Theoretical Framework
This study used critical disability raciolinguistics (CDR; Cioè-Peña, 2021) and cultural-historical activity theory (CHAT; Gutiérrez et al., 2016) as a framework to connect participation in the GANAS program to historicized systems and youth-dreamt futures.
Methods & Data Sources
We used case study design to delve deeply into the experience of a Latino multilingual learner with a learning disability, who we refer to as Diego (Merriam, 1998; Stake, 1995). We collected over 57 hours of video data from a four-week virtual program designed for multilingual Latina/o/x and Hmong youth with and without disabilities, including artifacts and 31 pre- and post-interviews from the youth and parents.

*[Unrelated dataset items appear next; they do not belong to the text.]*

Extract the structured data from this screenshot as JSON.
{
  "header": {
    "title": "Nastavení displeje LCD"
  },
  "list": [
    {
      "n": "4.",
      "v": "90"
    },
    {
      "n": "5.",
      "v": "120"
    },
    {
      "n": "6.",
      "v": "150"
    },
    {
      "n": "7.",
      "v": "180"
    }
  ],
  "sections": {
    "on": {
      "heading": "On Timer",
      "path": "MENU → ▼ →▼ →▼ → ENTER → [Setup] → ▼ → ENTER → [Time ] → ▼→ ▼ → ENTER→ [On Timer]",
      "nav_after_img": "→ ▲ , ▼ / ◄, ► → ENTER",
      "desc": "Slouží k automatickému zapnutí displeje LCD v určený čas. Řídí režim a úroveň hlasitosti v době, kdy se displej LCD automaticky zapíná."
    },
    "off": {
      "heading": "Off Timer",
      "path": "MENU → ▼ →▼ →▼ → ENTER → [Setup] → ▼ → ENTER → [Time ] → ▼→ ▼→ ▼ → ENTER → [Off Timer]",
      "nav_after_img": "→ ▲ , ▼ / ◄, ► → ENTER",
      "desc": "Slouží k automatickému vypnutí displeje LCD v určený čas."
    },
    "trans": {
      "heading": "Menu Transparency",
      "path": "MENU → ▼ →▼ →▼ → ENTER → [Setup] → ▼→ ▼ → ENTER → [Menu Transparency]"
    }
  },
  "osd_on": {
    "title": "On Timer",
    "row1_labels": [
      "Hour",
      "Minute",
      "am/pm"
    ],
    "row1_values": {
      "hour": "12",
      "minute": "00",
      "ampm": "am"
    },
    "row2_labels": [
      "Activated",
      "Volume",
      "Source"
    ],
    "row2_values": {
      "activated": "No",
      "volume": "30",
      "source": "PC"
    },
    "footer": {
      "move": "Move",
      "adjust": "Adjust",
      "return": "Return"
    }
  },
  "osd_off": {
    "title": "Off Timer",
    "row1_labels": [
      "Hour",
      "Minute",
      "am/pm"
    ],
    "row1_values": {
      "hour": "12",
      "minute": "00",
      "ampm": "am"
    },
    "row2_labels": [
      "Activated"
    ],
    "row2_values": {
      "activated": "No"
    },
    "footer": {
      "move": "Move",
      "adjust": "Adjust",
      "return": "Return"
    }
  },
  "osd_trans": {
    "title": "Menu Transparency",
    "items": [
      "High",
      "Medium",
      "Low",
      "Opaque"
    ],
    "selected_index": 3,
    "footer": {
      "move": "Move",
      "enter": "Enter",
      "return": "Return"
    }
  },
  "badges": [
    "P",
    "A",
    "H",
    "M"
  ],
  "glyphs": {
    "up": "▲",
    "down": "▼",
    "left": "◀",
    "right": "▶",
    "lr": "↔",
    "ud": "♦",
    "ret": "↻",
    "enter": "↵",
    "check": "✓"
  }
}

We collectively analyzed all video data using video-informed methods (Erickson, 1986) with additional analysis cycles for all data pertaining to Diego. This included coding, memoing, and writing and testing key assertions by examining data sources that (dis)confirmed our assertions through collaborative work (Erickson, 1986).
Results
Our analysis resulted in a youth-informed vision of inclusive education that accounts for the intersectional complexities of disability, language, and race. This future, shaped through Diego’s testimonio, framed an inclusive system that presumed competence not in spite of his language and learning differences but also through deep understandings of these differences. His inclusive system called humanizing, relational, and non-normative pedagogies.
Scholarly significance
Diego's testimonio contributes youth-centered insights to inclusive education. His intersectional identities served as critical analytic magnifiers of (in)equities that shaped his educational experiences and compel us to look to the margins, or borderlands, as critical starting points for designing more inclusive schools (Anzaldúa, 1987; Gutierrez & Jurrow, 2016).